Notifications popped up on her device as she finished her current scan. Another pair of matches had been found. She brought up the results, and her jaw dropped. Sarah has a parent on the ship!
The replaced CO2 scrubbers held out as the rescue ships arrived to collect survivors. Riordan had added to the dwindling O2 supply by cutting the mouth valves off the breather canisters and directly venting the O2, increasing the percentage of available oxygen in the air to reduce the strain on the already overtaxed life support system. It likely didn’t do much but it made him feel better about the situation.

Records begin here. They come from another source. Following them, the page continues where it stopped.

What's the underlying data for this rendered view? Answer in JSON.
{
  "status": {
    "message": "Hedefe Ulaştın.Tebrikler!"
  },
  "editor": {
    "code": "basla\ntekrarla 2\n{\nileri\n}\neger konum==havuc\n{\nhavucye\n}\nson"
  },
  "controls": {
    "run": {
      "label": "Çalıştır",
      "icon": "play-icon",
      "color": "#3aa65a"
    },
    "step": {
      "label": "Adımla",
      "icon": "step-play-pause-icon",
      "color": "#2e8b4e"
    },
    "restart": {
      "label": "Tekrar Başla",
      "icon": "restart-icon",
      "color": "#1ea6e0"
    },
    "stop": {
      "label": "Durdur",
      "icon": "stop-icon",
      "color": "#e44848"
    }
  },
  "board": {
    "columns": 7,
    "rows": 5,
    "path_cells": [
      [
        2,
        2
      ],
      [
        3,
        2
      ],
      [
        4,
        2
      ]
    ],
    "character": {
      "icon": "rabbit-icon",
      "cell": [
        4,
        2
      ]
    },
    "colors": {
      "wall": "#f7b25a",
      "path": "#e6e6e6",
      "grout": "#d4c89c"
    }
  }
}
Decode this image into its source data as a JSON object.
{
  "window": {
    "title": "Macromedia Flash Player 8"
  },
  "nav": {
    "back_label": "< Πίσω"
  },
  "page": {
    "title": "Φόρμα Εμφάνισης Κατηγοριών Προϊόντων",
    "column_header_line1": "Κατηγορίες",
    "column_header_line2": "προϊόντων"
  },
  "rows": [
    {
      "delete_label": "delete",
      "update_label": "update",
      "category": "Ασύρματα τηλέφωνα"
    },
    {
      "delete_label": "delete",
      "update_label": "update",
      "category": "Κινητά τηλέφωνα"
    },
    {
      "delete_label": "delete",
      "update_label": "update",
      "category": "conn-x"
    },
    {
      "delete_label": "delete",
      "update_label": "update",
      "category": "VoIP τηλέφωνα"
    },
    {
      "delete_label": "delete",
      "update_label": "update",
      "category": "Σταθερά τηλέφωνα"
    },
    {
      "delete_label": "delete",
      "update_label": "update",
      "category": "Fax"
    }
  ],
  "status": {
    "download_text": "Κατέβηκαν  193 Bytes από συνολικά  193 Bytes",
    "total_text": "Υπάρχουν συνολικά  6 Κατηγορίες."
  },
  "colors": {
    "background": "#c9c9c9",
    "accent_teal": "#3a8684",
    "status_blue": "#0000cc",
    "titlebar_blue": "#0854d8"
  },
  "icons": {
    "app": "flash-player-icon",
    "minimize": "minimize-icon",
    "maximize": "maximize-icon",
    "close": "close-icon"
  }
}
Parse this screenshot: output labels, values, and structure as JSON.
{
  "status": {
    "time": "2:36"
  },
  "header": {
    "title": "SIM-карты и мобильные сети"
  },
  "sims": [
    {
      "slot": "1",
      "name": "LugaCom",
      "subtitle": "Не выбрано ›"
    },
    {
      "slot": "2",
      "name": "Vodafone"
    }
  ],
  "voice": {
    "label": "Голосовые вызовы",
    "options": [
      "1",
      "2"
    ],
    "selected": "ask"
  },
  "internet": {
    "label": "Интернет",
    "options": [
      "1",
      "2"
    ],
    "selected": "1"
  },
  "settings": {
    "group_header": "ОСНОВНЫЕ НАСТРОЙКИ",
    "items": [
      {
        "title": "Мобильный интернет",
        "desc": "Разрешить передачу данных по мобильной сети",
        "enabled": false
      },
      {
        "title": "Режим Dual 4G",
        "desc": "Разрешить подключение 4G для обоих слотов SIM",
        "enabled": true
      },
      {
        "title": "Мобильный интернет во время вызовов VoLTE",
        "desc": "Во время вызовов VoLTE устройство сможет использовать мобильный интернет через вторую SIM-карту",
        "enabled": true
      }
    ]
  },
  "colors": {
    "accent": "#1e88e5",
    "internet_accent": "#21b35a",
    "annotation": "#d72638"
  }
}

Riordan leaned heavily on the catwalk railing above the cargo bay, marveling at the mess left behind. Bloody bandages, food wrappers, and the occasional personal item littered every surface. The ship was eerily quiet now. Only the steady hum of ship systems kept the silence from being complete. He heard someone approaching and wearily turned to face them. It could only be one person, Glori, who decided to stay on with him rather than board a rescue ship. What he saw on her face surprised him; hope and excitement. It was a nice change from the grim determination of the past few hours. He noticed her medical scanner. She held it out to him wordlessly, one hand covering her mouth as a tear rolled down her cheek.
“What is it?” He asked, concerned. He reviewed the data.
“You put a medical tracker in your husband?”
“Yes. He never had the time for a check-up, and it lets me keep track of his health, diet, etc."
“This means Jaisen wasn’t on the station? Where was he?”
“I don’t know, but that shows he left the station shortly before the first explosion. The last ping on his tracker was on the docking arm. Maybe he got a pickup job at another station or planet?”
“Wouldn’t he have left you a message or something?” Riordan asked, handing her back the scanner.
“Maybe he did, but I didn’t get it. A ship did leave the station about the same time he did, but the records are lost with the station. They weren’t uploaded to the Q-Net in time. I was woken from a dead sleep by the first explosion. I barely had time to dress and grab my emergency kit.” She barely choked back emotion. “He’s alive, Atticus!”
He returned her frantic hug, genuinely excited at the news. She pulled back, her face sobering.
“There’s something else.” She tapped the screen of the scanner and handed it back to him.
Curious, he looks at the screen. “Hijo de Puta! Please tell me you haven’t told her!”
“No, I came straight to you about it. She doesn’t know? What’s going on?”
“She can’t know, it’s complicated. None of it’s her fault and now isn’t the time, is it?”